The circadian blood glucose profile of 15 unstable diabetics (4 IDDM, 11 NIDDM, 14-53 yrs.) was continuously monitored by the artificial endocrine pancreas (AEP, Biostator ®) with the conventional insulin therapy on the first day. On the next day, feedback control of 24-32 hours with the AEP was performed on each subject. Based on the data obtained, the patients received a new insulin regimen from the third day, consisting of two daily injections of a mixture of short-acting insulin (s.a.-I) and intermediate acting insulin (i.m.a.-I), 45-60 min. before meals. The dose of new insulin regimen was matched to about 60% of infused insulin dose with the AEP. The diurnal blood glucose profile of 6 subjects (2 IDDM, 4 NIDDM) was monitored again one month later.

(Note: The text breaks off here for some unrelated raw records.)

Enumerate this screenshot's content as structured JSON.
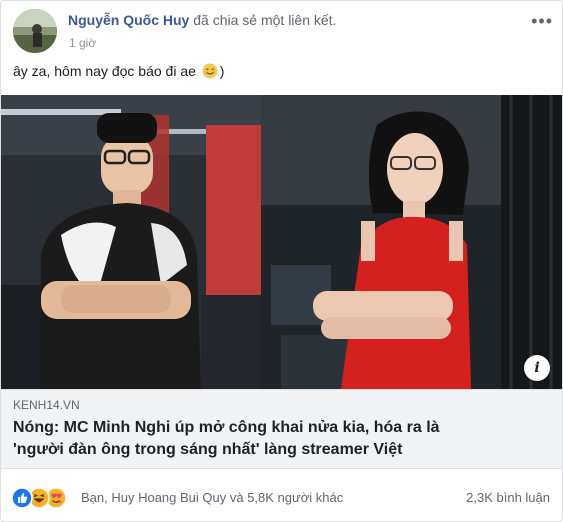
{
  "post": {
    "author_name": "Nguyễn Quốc Huy",
    "action_text": "đã chia sẻ một liên kết.",
    "timestamp": "1 giờ",
    "more_label": "•••",
    "status_text": "ây za, hôm nay đọc báo đi ae",
    "status_suffix": ")"
  },
  "link": {
    "info_label": "i",
    "domain": "KENH14.VN",
    "title_line1": "Nóng: MC Minh Nghi úp mở công khai nửa kia, hóa ra là",
    "title_line2": "'người đàn ông trong sáng nhất' làng streamer Việt"
  },
  "reactions": {
    "icons": [
      "like-icon",
      "haha-icon",
      "love-icon"
    ],
    "summary": "Bạn, Huy Hoang Bui Quy và 5,8K người khác",
    "comments": "2,3K bình luận"
  },
  "colors": {
    "author": "#385898",
    "like": "#1877f2",
    "love": "#f33e58",
    "haha": "#f7b125",
    "link_bg": "#f2f3f5"
  }
}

1) The mean amplitude of glycemic excursions (MAGE) of 5 highly unstable (HU) diabetics was 187±14 mg/dl (mean±SD) and that of 10 moderately unstable (MU) diabetics was 138±13 mg/dl. There was a negative correlation between the sum of serum CPR during 50 gOGTT (ECPR) and the MAGE (r=-0.61, p<0.05).

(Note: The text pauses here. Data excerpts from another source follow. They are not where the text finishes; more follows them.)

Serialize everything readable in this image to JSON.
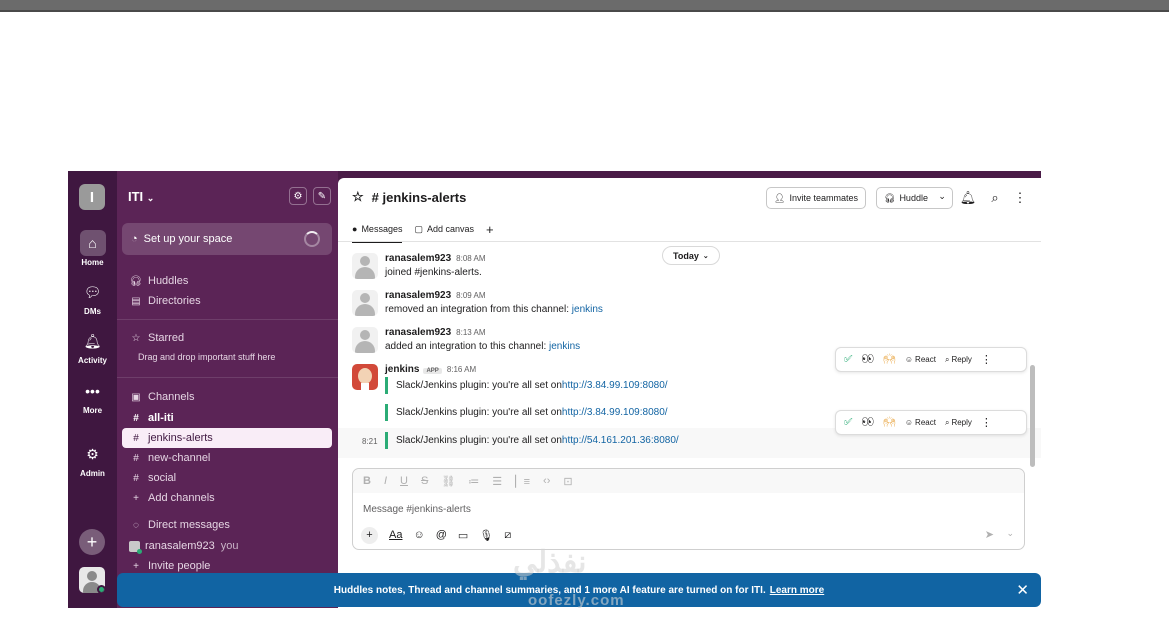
{
  "rail": {
    "workspace_initial": "I",
    "home": "Home",
    "dms": "DMs",
    "activity": "Activity",
    "more": "More",
    "admin": "Admin"
  },
  "sidebar": {
    "workspace_name": "ITI",
    "setup": "Set up your space",
    "huddles": "Huddles",
    "directories": "Directories",
    "starred": "Starred",
    "starred_hint": "Drag and drop important stuff here",
    "channels_header": "Channels",
    "channels": [
      "all-iti",
      "jenkins-alerts",
      "new-channel",
      "social"
    ],
    "add_channels": "Add channels",
    "dm_header": "Direct messages",
    "dm_user": "ranasalem923",
    "dm_you": "you",
    "invite": "Invite people"
  },
  "header": {
    "channel": "jenkins-alerts",
    "invite": "Invite teammates",
    "huddle": "Huddle",
    "tabs": [
      "Messages",
      "Add canvas"
    ]
  },
  "divider": {
    "today": "Today"
  },
  "messages": [
    {
      "user": "ranasalem923",
      "time": "8:08 AM",
      "text": "joined #jenkins-alerts."
    },
    {
      "user": "ranasalem923",
      "time": "8:09 AM",
      "text": "removed an integration from this channel: ",
      "link": "jenkins"
    },
    {
      "user": "ranasalem923",
      "time": "8:13 AM",
      "text": "added an integration to this channel: ",
      "link": "jenkins"
    },
    {
      "user": "jenkins",
      "badge": "APP",
      "time": "8:16 AM"
    }
  ],
  "attachments": [
    {
      "text": "Slack/Jenkins plugin: you're all set on ",
      "link": "http://3.84.99.109:8080/"
    },
    {
      "text": "Slack/Jenkins plugin: you're all set on ",
      "link": "http://3.84.99.109:8080/"
    },
    {
      "time": "8:21",
      "text": "Slack/Jenkins plugin: you're all set on ",
      "link": "http://54.161.201.36:8080/"
    }
  ],
  "toolbar": {
    "react": "React",
    "reply": "Reply"
  },
  "composer": {
    "placeholder": "Message #jenkins-alerts",
    "aa": "Aa"
  },
  "banner": {
    "text": "Huddles notes, Thread and channel summaries, and 1 more AI feature are turned on for ITI.",
    "learn_more": "Learn more"
  },
  "watermark": {
    "arabic": "نفذلي",
    "latin": "oofezly.com"
  }
}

2) The M-values before, during feedback control, and one month later were 66.6±26.6, 10.8± 4.1, 23.1±5.5 respectively. Each of the mean blood glucose concentrations (MBG) was 208±33mg/dl, 108±13 mg/dl, 122±27 mg/dl and the MAGE was 154±26 mg/dl, 65±16 mg/dl, 105±21 mg/dl respectively. The M-values, MBG and MAGE decreased significantly during feedback control and one month later, compared with those values obtained before feedback control. (p<0.001). However, the MAGE of 4 of 6 subjects did not remain in a stable range (<80 mg/dl), after 1 month. In those values obtained at each period, there was no significant difference between HU and MU subjects.

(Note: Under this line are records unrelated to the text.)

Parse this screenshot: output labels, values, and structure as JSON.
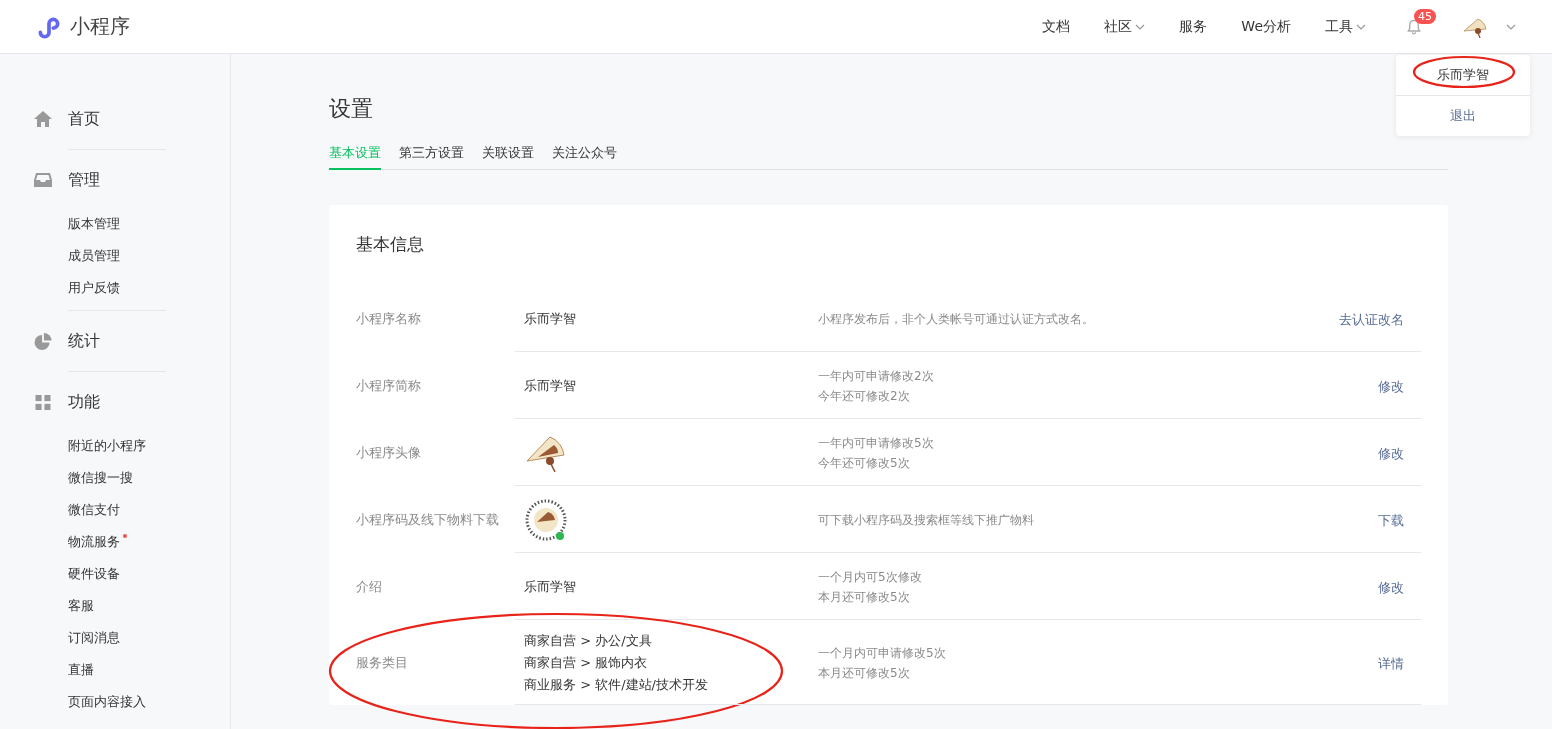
{
  "header": {
    "logo_text": "小程序",
    "nav": [
      {
        "label": "文档",
        "dropdown": false
      },
      {
        "label": "社区",
        "dropdown": true
      },
      {
        "label": "服务",
        "dropdown": false
      },
      {
        "label": "We分析",
        "dropdown": false
      },
      {
        "label": "工具",
        "dropdown": true
      }
    ],
    "notification_count": "45"
  },
  "account_menu": {
    "items": [
      {
        "label": "乐而学智",
        "kind": "name",
        "circled": true
      },
      {
        "label": "退出",
        "kind": "link",
        "circled": false
      }
    ]
  },
  "sidebar": {
    "groups": [
      {
        "title": "首页"
      },
      {
        "title": "管理",
        "items": [
          {
            "label": "版本管理",
            "dot": false
          },
          {
            "label": "成员管理",
            "dot": false
          },
          {
            "label": "用户反馈",
            "dot": false
          }
        ]
      },
      {
        "title": "统计"
      },
      {
        "title": "功能",
        "items": [
          {
            "label": "附近的小程序",
            "dot": false
          },
          {
            "label": "微信搜一搜",
            "dot": false
          },
          {
            "label": "微信支付",
            "dot": false
          },
          {
            "label": "物流服务",
            "dot": true
          },
          {
            "label": "硬件设备",
            "dot": false
          },
          {
            "label": "客服",
            "dot": false
          },
          {
            "label": "订阅消息",
            "dot": false
          },
          {
            "label": "直播",
            "dot": false
          },
          {
            "label": "页面内容接入",
            "dot": false
          }
        ]
      }
    ]
  },
  "page_title": "设置",
  "tabs": [
    {
      "label": "基本设置",
      "selected": true
    },
    {
      "label": "第三方设置",
      "selected": false
    },
    {
      "label": "关联设置",
      "selected": false
    },
    {
      "label": "关注公众号",
      "selected": false
    }
  ],
  "card": {
    "title": "基本信息",
    "rows": [
      {
        "label": "小程序名称",
        "kind": "text",
        "value": [
          "乐而学智"
        ],
        "notes": [
          "小程序发布后，非个人类帐号可通过认证方式改名。"
        ],
        "action": "去认证改名",
        "circled": false
      },
      {
        "label": "小程序简称",
        "kind": "text",
        "value": [
          "乐而学智"
        ],
        "notes": [
          "一年内可申请修改2次",
          "今年还可修改2次"
        ],
        "action": "修改",
        "circled": false
      },
      {
        "label": "小程序头像",
        "kind": "avatar",
        "value": [],
        "notes": [
          "一年内可申请修改5次",
          "今年还可修改5次"
        ],
        "action": "修改",
        "circled": false
      },
      {
        "label": "小程序码及线下物料下载",
        "kind": "qr",
        "value": [],
        "notes": [
          "可下载小程序码及搜索框等线下推广物料"
        ],
        "action": "下载",
        "circled": false
      },
      {
        "label": "介绍",
        "kind": "text",
        "value": [
          "乐而学智"
        ],
        "notes": [
          "一个月内可5次修改",
          "本月还可修改5次"
        ],
        "action": "修改",
        "circled": false
      },
      {
        "label": "服务类目",
        "kind": "text",
        "value": [
          "商家自营 > 办公/文具",
          "商家自营 > 服饰内衣",
          "商业服务 > 软件/建站/技术开发"
        ],
        "notes": [
          "一个月内可申请修改5次",
          "本月还可修改5次"
        ],
        "action": "详情",
        "circled": true
      }
    ]
  }
}
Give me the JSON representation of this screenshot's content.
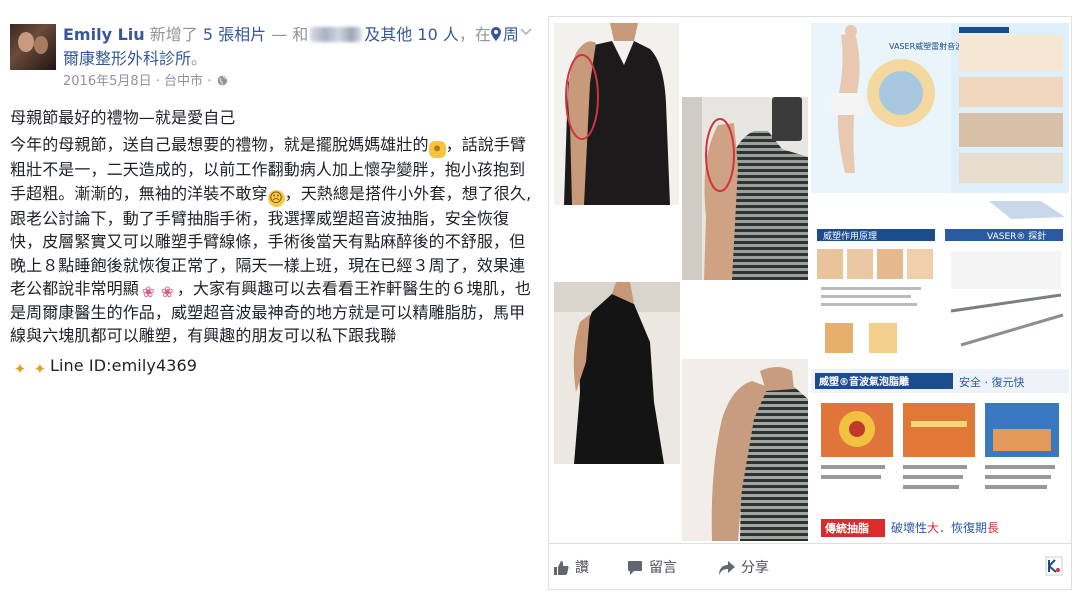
{
  "post": {
    "author": "Emily Liu",
    "header_action_1": " 新增了 ",
    "photos_link": "5 張相片",
    "header_with": " — 和",
    "others_link": "及其他 10 人",
    "header_at": "，在",
    "place_link": "周爾康整形外科診所",
    "header_end": "。",
    "date": "2016年5月8日",
    "location": "台中市",
    "text": {
      "title": "母親節最好的禮物—就是愛自己",
      "p1": "今年的母親節，送自己最想要的禮物，就是擺脫媽媽雄壯的",
      "p2": "，話說手臂粗壯不是一，二天造成的，以前工作翻動病人加上懷孕變胖，抱小孩抱到手超粗。漸漸的，無袖的洋裝不敢穿",
      "p3": "，天熱總是搭件小外套，想了很久,跟老公討論下，動了手臂抽脂手術，我選擇威塑超音波抽脂，安全恢復快，皮層緊實又可以雕塑手臂線條，手術後當天有點麻醉後的不舒服，但晚上８點睡飽後就恢復正常了，隔天一樣上班，現在已經３周了，效果連老公都說非常明顯",
      "p4": "，大家有興趣可以去看看王祚軒醫生的６塊肌，也是周爾康醫生的作品，威塑超音波最神奇的地方就是可以精雕脂肪，馬甲線與六塊肌都可以雕塑，有興趣的朋友可以私下跟我聯",
      "line_id": "Line ID:emily4369"
    }
  },
  "photos": {
    "vaser_title": "VASER威塑雷射音波抽脂",
    "vaser_principle": "威塑作用原理",
    "vaser_probe": "VASER® 探針",
    "banner_title": "威塑®音波氣泡脂雕",
    "banner_tag": "安全 · 復元快",
    "banner_bottom_left": "傳統抽脂",
    "banner_bottom_right_1": "破壞性",
    "banner_bottom_right_2": "大",
    "banner_bottom_right_3": "．恢復期",
    "banner_bottom_right_4": "長"
  },
  "actions": {
    "like": "讚",
    "comment": "留言",
    "share": "分享"
  },
  "icons": [
    "chevron-down-icon",
    "map-pin-icon",
    "globe-icon",
    "like-icon",
    "comment-icon",
    "share-icon"
  ],
  "colors": {
    "link": "#365899",
    "meta": "#90949c",
    "text": "#1d2129",
    "marker": "#d0343f"
  }
}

3) HbAt was 12.5±2.0% before feedback control, 11.2±1.8% one month later, 9.3±1.3% two months later and 9.2 + 1.2% four months later. The change of insulin dosage and the timing of injection caused a noticeable decrease in HbAI levels 1-4 months after feedback control (p<0.001).
4) The new insulin regimen was characterized by an increased proportion of s.a.-I in the daily dose from 26.4±12.1% to 40.3±11.5% after feedback control. (p<0.02). The rate of daily insulin dosage to the body weight increased from 0.56±0.18 U/kg (before) to 0.73±0.17 U/kg (after)(p<0.02). The new insulin regimen decreased hypoglycemic episodes.
Thus, we concluded that the AEP (Biostator ®) could be useful in the clinical management of unstable diabetics by providing a more precise estimate of the patient's insulin requirements, especially those of s. a.-I, leading to a better long-term control of blood glucose.